Thursday, September 6, 2018

The Dark Shadows Daybook: SEPTEMBER 6



By PATRICK McCRAY

Taped on this day in 1966: Episode 57

When Burke discovers that his mentor is dead, he goes on a one-man war… but against whom? Burke: Mitch Ryan. (Repeat; 30 min.)

Maggie tells Burke about Bill Malloy’s death, leading him to both remember Bill fondly and vow to get to the bottom of it. He later visits Sheriff Patterson, who warns him to leave law enforcement to the professionals.

Episode 57 is a focused study in how much the show would change in its first year. That’s not damning with faint praise nor stating the obvious about supernatural vs secular threats. It’s a compelling little episode that moves faster than many in the post-1897 run of the series. Within it is an entirely different approach to storytelling. Far more than other soaps, DARK SHADOWS was a show about action. Characters did things in the present rather than just talk about things done in the past. And when time, space, morality, and death are irrelevant to many of your main characters, it’s easy to present a Nietzschean amusement park of action and story twists. That’s not how the program began, though. It was only with the introduction of Laura Collins that DARK SHADOWS became a series about possibilities, not limits. But limits, and seeing attractive, interesting people struggle against them, is the bread and butter of terrestrial TV drama, and episode 57 is a beautifully executed cage.

That’s easy to build when your most active and least fearful character gets the news that one of his role models is dead. He’s going to shake the bars. Excluding a visit by Vicki to the diner, this is Burke’s episode, and Mitch Ryan delivers (and is given the chance to deliver) monologues and transitions that range from tightly controlled fury to poignantly fond nostalgia. It’s mid-century theatrical writing the likes of which O’Neill, Miller, and Williams made the norm. We’ve lost that in the 21st century, and DARK SHADOWS would lose it over the course of the series. Seeing a brainy and thoughtful actor like Ryan muse about the past and justify the present is a gift that evidences a DARK SHADOWS that was perhaps more leisurely, but no less intense than it would become. His character’s connection with Bill Malloy reminds us of what a special character that was. Losing this active, observant, no-nonsense man of action was a blow to Collinsport (and the show), but Malloy was such a marvelously fiery character that his death demanded and deserved months of subsequent action. Episode 57 is the call to the post. Malloy had to be built up and removed to propel all of this. Little did they know that they had to extract him before Barnabas could arrive, anyway. Malloy was too good at getting things done to coexist with incredibly vulnerable monsters whose only protection came from how unobservant everyone else was. Finally, Malloy has to leave so that Barnabas can become the twisted moral compass that Collinsport would need. Bill Malloy was the moral glue that held Collinsport together, driving scandals aside, between Paul’s death and his own, as Liz excused herself from active duty. 
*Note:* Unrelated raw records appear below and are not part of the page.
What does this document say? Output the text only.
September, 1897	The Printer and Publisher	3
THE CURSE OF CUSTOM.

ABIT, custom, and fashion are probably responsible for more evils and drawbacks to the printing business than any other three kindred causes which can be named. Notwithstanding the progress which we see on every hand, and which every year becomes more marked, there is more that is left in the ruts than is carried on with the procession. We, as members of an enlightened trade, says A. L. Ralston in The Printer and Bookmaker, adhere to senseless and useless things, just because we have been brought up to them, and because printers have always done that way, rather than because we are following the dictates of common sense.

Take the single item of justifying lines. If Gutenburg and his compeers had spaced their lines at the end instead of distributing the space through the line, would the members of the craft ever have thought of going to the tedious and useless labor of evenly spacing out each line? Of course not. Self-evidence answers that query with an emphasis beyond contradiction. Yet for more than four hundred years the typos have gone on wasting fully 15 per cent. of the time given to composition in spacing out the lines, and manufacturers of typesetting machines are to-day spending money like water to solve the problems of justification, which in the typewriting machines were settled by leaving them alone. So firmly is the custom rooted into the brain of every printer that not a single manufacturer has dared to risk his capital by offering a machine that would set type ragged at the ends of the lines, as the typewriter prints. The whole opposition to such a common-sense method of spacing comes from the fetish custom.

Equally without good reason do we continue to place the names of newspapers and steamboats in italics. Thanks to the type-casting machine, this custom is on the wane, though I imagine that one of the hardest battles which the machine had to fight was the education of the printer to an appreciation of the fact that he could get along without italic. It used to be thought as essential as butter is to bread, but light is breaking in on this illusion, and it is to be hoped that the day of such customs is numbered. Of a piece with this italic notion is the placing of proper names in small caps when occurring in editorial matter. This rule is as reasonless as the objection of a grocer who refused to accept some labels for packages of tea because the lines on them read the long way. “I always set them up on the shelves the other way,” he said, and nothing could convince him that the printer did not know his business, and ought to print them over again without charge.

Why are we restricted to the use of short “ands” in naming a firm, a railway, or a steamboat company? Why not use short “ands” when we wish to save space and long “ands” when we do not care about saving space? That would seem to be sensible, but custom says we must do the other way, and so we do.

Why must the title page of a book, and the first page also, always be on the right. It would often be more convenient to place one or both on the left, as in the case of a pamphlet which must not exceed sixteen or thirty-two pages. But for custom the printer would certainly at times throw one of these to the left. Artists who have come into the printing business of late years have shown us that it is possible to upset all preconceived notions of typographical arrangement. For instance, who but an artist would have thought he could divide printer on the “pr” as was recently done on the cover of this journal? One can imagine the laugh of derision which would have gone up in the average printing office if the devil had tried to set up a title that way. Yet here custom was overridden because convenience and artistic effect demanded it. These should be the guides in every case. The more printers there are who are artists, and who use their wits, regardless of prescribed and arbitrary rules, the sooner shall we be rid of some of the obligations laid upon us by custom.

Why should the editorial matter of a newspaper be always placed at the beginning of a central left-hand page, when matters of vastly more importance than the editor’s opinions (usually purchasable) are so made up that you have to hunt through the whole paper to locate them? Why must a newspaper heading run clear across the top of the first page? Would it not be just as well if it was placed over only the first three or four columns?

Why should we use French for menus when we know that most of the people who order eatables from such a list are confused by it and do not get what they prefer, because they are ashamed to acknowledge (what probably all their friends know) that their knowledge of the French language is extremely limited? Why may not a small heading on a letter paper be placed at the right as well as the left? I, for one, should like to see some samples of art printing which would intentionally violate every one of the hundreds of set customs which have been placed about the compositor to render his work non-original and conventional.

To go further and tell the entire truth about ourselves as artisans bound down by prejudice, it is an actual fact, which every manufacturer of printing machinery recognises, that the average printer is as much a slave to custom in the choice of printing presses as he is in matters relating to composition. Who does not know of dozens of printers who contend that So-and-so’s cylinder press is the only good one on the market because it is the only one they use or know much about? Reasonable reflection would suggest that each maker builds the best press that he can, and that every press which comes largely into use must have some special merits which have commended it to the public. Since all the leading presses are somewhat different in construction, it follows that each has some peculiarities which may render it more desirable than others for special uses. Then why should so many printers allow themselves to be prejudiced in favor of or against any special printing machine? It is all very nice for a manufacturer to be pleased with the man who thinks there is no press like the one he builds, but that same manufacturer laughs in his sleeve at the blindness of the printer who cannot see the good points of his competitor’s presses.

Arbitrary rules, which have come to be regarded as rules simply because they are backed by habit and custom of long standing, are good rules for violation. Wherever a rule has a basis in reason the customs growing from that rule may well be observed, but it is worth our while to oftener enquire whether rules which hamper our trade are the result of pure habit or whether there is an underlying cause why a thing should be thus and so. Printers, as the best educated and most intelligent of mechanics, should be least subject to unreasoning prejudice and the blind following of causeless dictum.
In every way, it was a different time. It’s quaint and almost relaxing to visit a DARK SHADOWS where the only villain is Roger Collins. Once he has “framing you for murder” out of his system, what’s he going to do? Sneer at your tie? Similarly quaint is the structure of most of the scenes. 95% percent of the episode is exposition it feels like we’ve heard before. The show keeps it fresh by having it delivered to characters who haven’t heard it before. Is it a story or a wacky party dance, where the partners keep changing? Yes! This is a DARK SHADOWS that’s in no hurry, but in the hands of Mitch Ryan, standing in the shadow of Bill Malloy, why would it be?

This episode was broadcast Sept. 13, 1966.